9 entry daha
  • "biz emaneti göklere, yerküreye ve dağlara teklif ettik, ama onlar bunu yüklenmek istemediler, ondan korktular ve onu insan yüklendi. kuşkusuz insan çok zalim, çok bilgisizdir." ahzab 72

    bu ayette kast edilen emanet için çeşitli zamanlarda çeşitli ilim insanları yorumlarda bulunmuşlar. benim benimsediğim görüş bu emanetin "ene" yani "benlik" duygusu olduğu yönünde olan görüş.

    tanrı; insana benlik vermiştir, verdiği bu benliği ise özgürce kullanabilmeyi. hatta öyle ki bu yaratılmış olan benlik, tanrıyı algılayıp tanıyabilmesi için verilmiş olmasına rağmen onu reddedebilmektedir. tanrının tanıdığı özgürlük işte böyle geniştir ve tanrı tahammül sahibidir.

    inanmanın kolaya kaçmak ve korkaklık, cahillik, geride kalmışlık vs olduğunu düşünen insan tanrıyı kabul etmek istemeyecektir çünkü kendine emanet edilen bu benlik onun kendi tanrısı olmuştur.

    insana acizliği suratına tokat gibi çarptığı anlarda tanrı kollarını açmış ona kendine yönelmesi için fırsat tanıyordur.

    gel gör ki bir benliğe iki tanrı sığmıyordur ve insan kendine tanrı olmak sanrısından vazgeçemiyordur. işte bu yüzden zalimdir.

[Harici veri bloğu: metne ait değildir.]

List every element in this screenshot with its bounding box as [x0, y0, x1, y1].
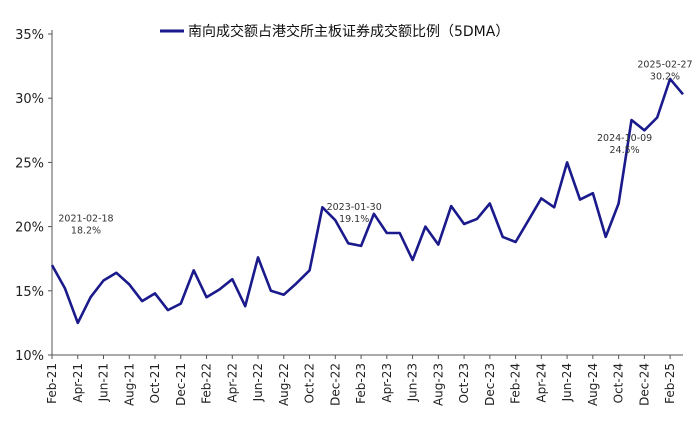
series-line	[50, 77, 684, 325]
y-tick-label: 35%	[15, 28, 44, 43]
annotation-value: 24.5%	[610, 145, 640, 156]
x-tick-label: Dec-24	[637, 363, 651, 406]
x-tick-label: Jun-21	[97, 363, 111, 402]
x-tick-label: Aug-24	[586, 363, 600, 406]
x-tick-label: Oct-23	[457, 363, 471, 403]
y-axis-ticks: 10% 15% 20% 25% 30% 35%	[15, 28, 52, 364]
x-tick-label: Dec-22	[328, 363, 342, 406]
annotation-value: 19.1%	[339, 214, 369, 225]
x-tick-label: Feb-25	[663, 363, 677, 404]
x-tick-label: Apr-22	[225, 363, 239, 403]
x-tick-label: Dec-21	[174, 363, 188, 406]
annotation-date: 2024-10-09	[597, 133, 652, 144]
annotation-value: 18.2%	[71, 226, 101, 237]
y-tick-label: 20%	[15, 221, 44, 236]
x-tick-label: Apr-24	[534, 363, 548, 403]
x-tick-label: Dec-23	[483, 363, 497, 406]
annotation-value: 30.2%	[650, 72, 680, 83]
annotation-date: 2023-01-30	[327, 202, 382, 213]
x-tick-label: Feb-24	[509, 363, 523, 404]
x-tick-label: Feb-23	[354, 363, 368, 404]
x-tick-label: Feb-21	[45, 363, 59, 404]
x-tick-label: Aug-21	[122, 363, 136, 406]
annotation-date: 2025-02-27	[637, 60, 692, 71]
x-tick-label: Feb-22	[200, 363, 214, 404]
x-tick-label: Jun-23	[406, 363, 420, 402]
y-tick-label: 30%	[15, 92, 44, 107]
x-axis-ticks: Feb-21 Apr-21 Jun-21 Aug-21 Oct-21 Dec-21 Feb-…	[45, 355, 677, 406]
x-tick-label: Jun-24	[560, 363, 574, 402]
x-tick-label: Aug-23	[431, 363, 445, 406]
x-tick-label: Oct-21	[148, 363, 162, 403]
x-tick-label: Oct-22	[303, 363, 317, 403]
x-tick-label: Oct-24	[612, 363, 626, 403]
annotation-date: 2021-02-18	[58, 214, 113, 225]
y-tick-label: 10%	[15, 349, 44, 364]
x-tick-label: Apr-23	[380, 363, 394, 403]
x-tick-label: Aug-22	[277, 363, 291, 406]
x-tick-label: Jun-22	[251, 363, 265, 402]
y-tick-label: 25%	[15, 156, 44, 171]
y-tick-label: 15%	[15, 285, 44, 300]
legend-label: 南向成交额占港交所主板证券成交额比例（5DMA）	[188, 23, 509, 40]
chart-legend: 南向成交额占港交所主板证券成交额比例（5DMA）	[160, 23, 509, 40]
chart-axes	[51, 30, 683, 356]
x-tick-label: Apr-21	[71, 363, 85, 403]
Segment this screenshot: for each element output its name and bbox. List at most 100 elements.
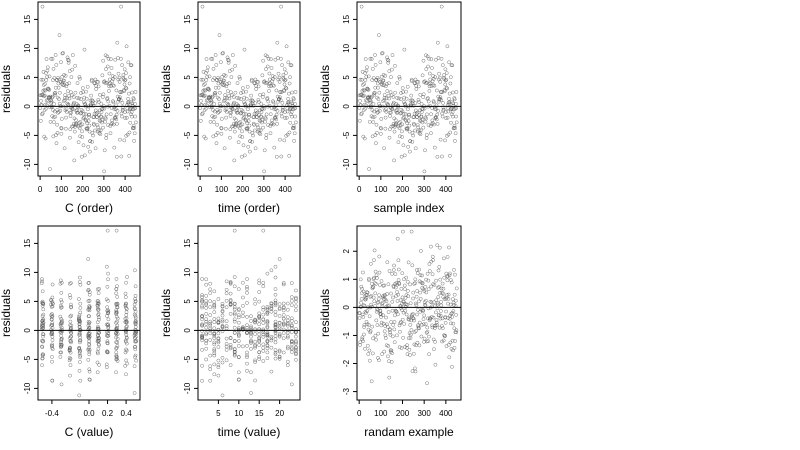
data-point (232, 228, 237, 233)
data-point (273, 348, 278, 352)
data-point (419, 102, 424, 106)
plot-frame (356, 1, 462, 177)
data-point (387, 81, 391, 86)
x-tick-label: 100 (374, 409, 388, 418)
data-point (225, 55, 230, 60)
data-point (261, 228, 266, 233)
data-point (250, 131, 255, 135)
data-point (269, 301, 274, 306)
data-point (236, 332, 241, 337)
data-point (419, 334, 424, 339)
data-point (78, 301, 83, 306)
data-point (97, 287, 102, 291)
data-point (265, 339, 270, 344)
y-tick-label: 0 (342, 305, 351, 310)
data-point (115, 319, 119, 324)
data-point (219, 60, 223, 65)
data-point (114, 354, 119, 359)
data-point (273, 115, 278, 119)
data-point (212, 76, 217, 80)
data-point (85, 126, 90, 131)
data-point (284, 86, 289, 91)
data-point (416, 80, 421, 84)
data-point (406, 294, 410, 299)
x-tick-label: 300 (417, 409, 431, 418)
data-point (383, 336, 388, 340)
data-point (97, 363, 101, 367)
data-point (222, 98, 227, 103)
data-point (404, 118, 409, 123)
data-point (439, 4, 444, 9)
data-point (286, 100, 291, 104)
data-point (441, 101, 445, 105)
data-point (269, 66, 274, 70)
data-point (220, 301, 225, 306)
data-point (369, 261, 373, 266)
data-point (289, 338, 294, 343)
data-point (454, 330, 459, 335)
data-point (454, 114, 458, 119)
data-point (245, 84, 250, 89)
data-point (59, 340, 63, 345)
data-point (442, 75, 446, 80)
data-point (69, 281, 73, 285)
data-point (253, 297, 257, 302)
data-point (425, 330, 430, 334)
data-point (84, 118, 89, 123)
data-point (362, 332, 366, 337)
data-point (40, 277, 44, 281)
data-point (438, 137, 443, 142)
y-tick-label: 15 (183, 238, 192, 247)
data-point (43, 88, 48, 93)
data-point (273, 275, 278, 280)
data-point (413, 366, 417, 371)
data-point (96, 299, 101, 304)
data-point (269, 338, 274, 343)
data-point (429, 284, 433, 289)
data-point (123, 363, 128, 368)
data-point (389, 320, 394, 324)
data-point (400, 317, 405, 322)
data-point (251, 133, 255, 138)
data-point (224, 84, 229, 89)
data-point (452, 292, 457, 297)
data-point (369, 302, 373, 307)
data-point (257, 318, 262, 323)
data-point (395, 95, 399, 100)
data-point (281, 282, 286, 287)
data-point (105, 64, 110, 69)
data-point (374, 282, 378, 286)
data-point (114, 370, 118, 375)
data-point (61, 83, 65, 87)
data-point (413, 277, 418, 282)
data-point (45, 99, 50, 103)
data-point (112, 75, 117, 79)
data-point (441, 338, 446, 343)
data-point (423, 285, 428, 289)
data-point (420, 118, 425, 122)
data-point (382, 297, 386, 301)
data-point (241, 90, 245, 95)
data-point (390, 67, 394, 72)
data-point (86, 357, 91, 362)
data-point (245, 368, 249, 373)
data-point (212, 120, 216, 124)
data-point (204, 319, 209, 324)
data-point (221, 99, 226, 104)
data-point (229, 90, 233, 95)
data-point (253, 360, 257, 364)
data-point (236, 339, 241, 343)
data-point (277, 79, 282, 84)
data-point (378, 131, 383, 136)
data-point (451, 90, 455, 95)
data-point (427, 89, 432, 93)
data-point (123, 77, 128, 82)
data-point (208, 367, 213, 372)
data-point (417, 343, 422, 348)
data-point (396, 267, 401, 272)
data-point (436, 108, 440, 113)
data-point (379, 279, 384, 283)
x-tick-label: 300 (97, 185, 111, 194)
data-point (404, 312, 409, 317)
data-point (261, 359, 266, 363)
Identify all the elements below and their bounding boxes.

    zalim, hak sahibine hakkını vermeyen demektir. yapılması gerekli olanı yapmayan zalimdir.

    insana emanet edilen benlik de tanrıyı tanıması, algılaması için verilmiştir fakat insan kendine tanrılık taslayarak asıl kendine zulmetmektedir. aciz ve yaratılmış olduğunu kabul etmek, otorite kabul etmek ve inanmak onun hakkıdır.

    +bilimsel bilgi değişir. bugün tanrının yokluğuna uyarlanan bilim yarın varlığına evrilebilir. hakikatse sabittir, eğilip bükülmez. geliştirilmez, değiştirilmez. yalnızca keşfedilir.

    hakikati keşfetmenin insanı kuş gibi özgür kıldığına ben şahidim.

    +kendimi kandırdığımı iddia edenler olabilir, sorun değil. siz de kendinizi tanrının yokluğuna dair kandırıyor olabilirsiniz.

    edit:
    tanrı hiçbir şeye benzememelidir, bu doğru ki zaten kendini öyle tarif ediyor.

    (bkz: ihlas suresi)

    ancak verilen bu benlikte tanrının sıfatlarının minik yansımaları vardır. bunlar öyle miniktir, yalnızca onu tanıyabilmek için verilmişlerdir.

    allah rahmandır, merhamet sahibi. eğer sen merhametin ne demek olduğunu bilmesen, elindeki ayna o merhameti yansıtamasa sen tanrıyı tanıyamazsın.

    adildir, adelet sahibidir. haksızlığa karşı öfkeleniyorsun. demek ki adaleti anlaman için onun varlığını ve yokluğunu bilmen lazım.

    celaldir, hiddet ve öfke sahibidir.

    sende öfke olmasa allah celaldir dediğimde bunu algılayamazsın.

    benlik, allahın bizim bilmemizi istediği yönlerini bilebilmemiz için verilmiştir. tanrısallaşmak için değil.

    tanrıyı tam olarak tanıyabilmek mümkün değildir, sadece aynandan yansıdığı kadarı algılanabilir.

    tanrıyı tamamen bilebilmek için tanrının kendisi olman lazım ki bu acizlikle tanrı olman mümkün değil.

    2 ihtimal var, ya yaratansın ya da yaratılan. üçüncü bi ihtimal yok. kabul edemiyorsan bedeninden benliğinden ve evrenden çıkmayı deneyebilirsin. çıkamadığın bu yer, senin acizliğini idrak etmeye başladığın nokta.

    hem inanmak çok güzel, keşke inanmış görünen insanlara bakıp inanmaktan soğumasa insanlar.

    inanmak en insancıl ve en temel ihtiyaçlardan biridir.